If you were to look out the back window of my mother’s house you would see gardens that are endless, claiming territory as they edge into the grass and fade back into the forest. It’s unclear where her garden ends and the native wildflowers begin, particularly because of the native bee balm (botanical name Monarda) that grows in shocks of purple, pink, and lavender everywhere.
While bee balm flowers are spectacular with their fireworks of color, it’s the intoxicating fragrance and history as a medicinal flower that excite me most. I collect thee flowers all summer to throw into teas throughout the year.

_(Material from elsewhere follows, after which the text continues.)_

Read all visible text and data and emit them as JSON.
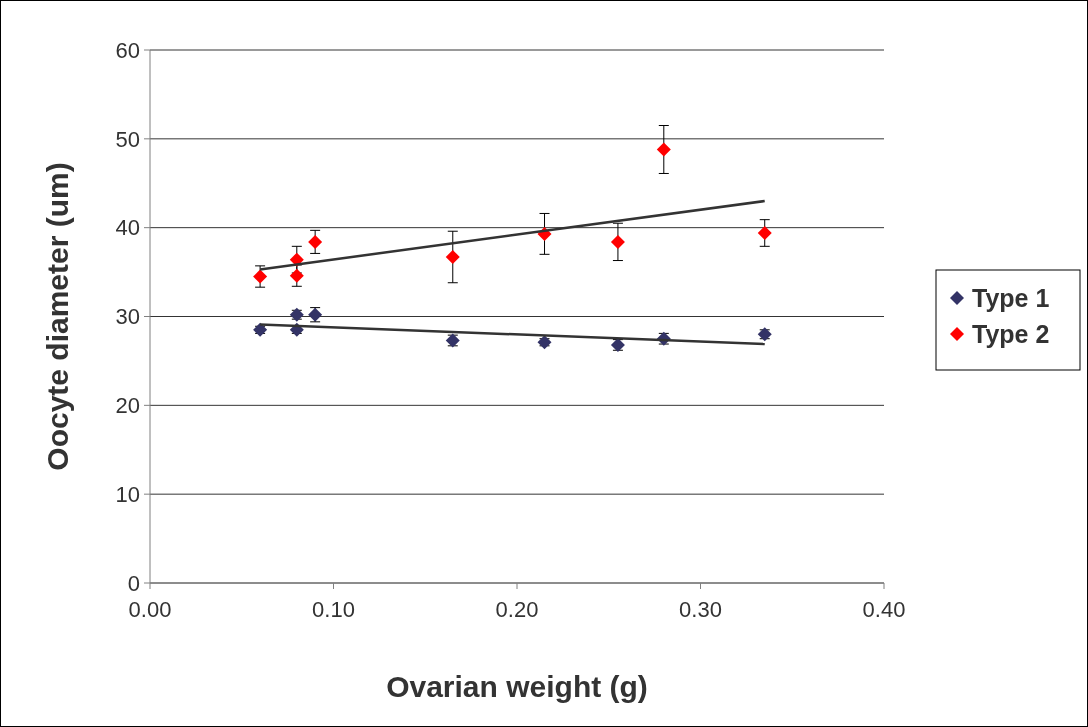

Many Indigenous Americans worked with Monarda to break fevers and aid digestion, and used the leaves externally as an antiseptic. The sharp and spicy flavor, oregano-like, indicate it has a high volatile oil content, making it naturally antimicrobial. It's potent and gentle and the flavor is delightful-- wonderful in tea hot or iced.
If you examine a Monarda plant closely, you’d find it has a square stem, characteristic of plants in the mint family. Any above-ground portion of the plant can be used in a tea, though I’m partial to the color and magic that using flower petals brings to any tea or medicine. I have found that they do well regardless of whether they’re growing in full sun or in the forest, so no excuse if your garden has been too shady for flowers in the past.
The flowers also have the distinction of driving bees mad with pleasure. Monarda will draw and excite the butterflies and bees you want pollinating your garden. Plant this native medicinal wildflower to become a steward of the land.